Early on, the oceanic gaps were simply in the wrong place. The powerful westerly winds, which today whip the Southern Ocean into a frenzy, were blowing too far north to push water through the newly formed Tasman Gateway.
Hanna Knahl, a climate modeler and the study’s lead author, points out the necessity of this atmospheric alignment. “There were already indications that the wind in the Tasman Gateway played an important role in the formation of the ACC. Our simulations can clearly confirm this: Only when Australia had moved further away from Antarctica and the strong westerly winds blew directly through the Tasman Gateway, the current could fully develop,” she says.
Before Australia drifted further north, the ocean currents behaved erratically. The researchers found that rather than flowing in a continuous loop, the early current fractured. Strong flows churned through the Atlantic and Indian sectors, but once the water passed the Tasman Gateway, it deflected northward and dissipated. The Pacific sector remained remarkably calm and heavily stratified.
Thermal Insulation
As the continents migrated into positions that aligned the oceanic gateways with the prevailing westerly winds, the Antarctic Circumpolar Current roared to life.
As the current strengthened, it likely increased Antarctica’s thermal isolation. The authors also argue that this circulation change could have boosted ocean carbon uptake, with broader climate consequences.

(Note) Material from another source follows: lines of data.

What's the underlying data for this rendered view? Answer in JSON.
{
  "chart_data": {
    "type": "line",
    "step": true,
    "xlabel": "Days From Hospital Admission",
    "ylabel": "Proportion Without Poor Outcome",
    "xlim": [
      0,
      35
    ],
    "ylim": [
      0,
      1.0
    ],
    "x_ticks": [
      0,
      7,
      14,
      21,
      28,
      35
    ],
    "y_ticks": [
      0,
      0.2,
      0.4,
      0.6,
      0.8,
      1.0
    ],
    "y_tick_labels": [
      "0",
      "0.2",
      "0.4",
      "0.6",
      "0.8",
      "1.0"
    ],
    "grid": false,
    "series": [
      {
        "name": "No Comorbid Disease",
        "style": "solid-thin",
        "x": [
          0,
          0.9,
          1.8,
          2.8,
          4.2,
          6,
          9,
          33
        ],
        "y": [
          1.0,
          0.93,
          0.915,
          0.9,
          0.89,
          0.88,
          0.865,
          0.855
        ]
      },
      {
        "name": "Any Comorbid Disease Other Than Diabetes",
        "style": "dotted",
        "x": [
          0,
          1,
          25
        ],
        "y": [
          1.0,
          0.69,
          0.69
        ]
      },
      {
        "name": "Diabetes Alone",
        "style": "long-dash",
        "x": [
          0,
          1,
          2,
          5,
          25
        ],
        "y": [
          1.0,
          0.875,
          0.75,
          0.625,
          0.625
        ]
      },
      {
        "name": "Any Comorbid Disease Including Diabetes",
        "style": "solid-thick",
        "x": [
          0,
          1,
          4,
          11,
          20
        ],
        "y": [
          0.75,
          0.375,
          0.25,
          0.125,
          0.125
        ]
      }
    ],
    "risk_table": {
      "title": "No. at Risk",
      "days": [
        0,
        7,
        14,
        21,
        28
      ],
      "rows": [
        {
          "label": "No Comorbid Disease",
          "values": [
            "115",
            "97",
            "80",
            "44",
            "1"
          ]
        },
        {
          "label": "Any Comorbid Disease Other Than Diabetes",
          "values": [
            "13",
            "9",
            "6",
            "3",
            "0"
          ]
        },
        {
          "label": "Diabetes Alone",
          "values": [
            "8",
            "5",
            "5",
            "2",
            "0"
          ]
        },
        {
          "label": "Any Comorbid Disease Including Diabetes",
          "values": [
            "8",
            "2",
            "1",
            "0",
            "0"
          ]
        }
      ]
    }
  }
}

“This understanding is crucial, as the formation of the ACC has strongly driven carbon uptake by the ocean,” Dr Johann Klages, a geoscientist and study co-author, notes. “This reduction in the concentration of greenhouse gases in Earth’s atmosphere thus had the potential to initiate the cooler climate of the so-called Cenozoic Ice Age, which continues to this day with permanently ice-covered polar ice caps, in which warm and cold periods alternate. This new knowledge will therefore help us to more reliably interpret recent changes in Southern Ocean circulation,” Klages explains.
Echoes of an Ancient Greenhouse
By the Early Oligocene Glacial Maximum, atmospheric CO2 was around 600 parts per million (ppm), after falling from roughly 1,000 ppm in the late Eocene, according to the paper’s summary of earlier reconstructions.
Humanity has not experienced air that carbon-rich, though current emissions trajectories suggest we could reach similar concentrations by the end of the century. Understanding the mechanics of a high-CO2 world helps scientists refine the models they use to forecast our own future.
“In order to predict the possible future climate, it is necessary to look into the past with simulations and data to understand our Earth in warmer and more CO2-rich climate states than today,” Knahl says. “But careful, the climate of the past can of course not be projected 1:1 onto the future. Our study shows that the circumpolar current in its ‘infancy’ influenced the climate very differently than today’s fully developed ACC does.”
Earth’s climate is driven by highly sensitive variables that are currently shifting at record speeds. To accurately forecast future climate scenarios, scientists must first resolve the precise historical conditions that formed the world we inhabit today.
The study was published in the journal Proceedings of the National Academy of Sciences (PNAS).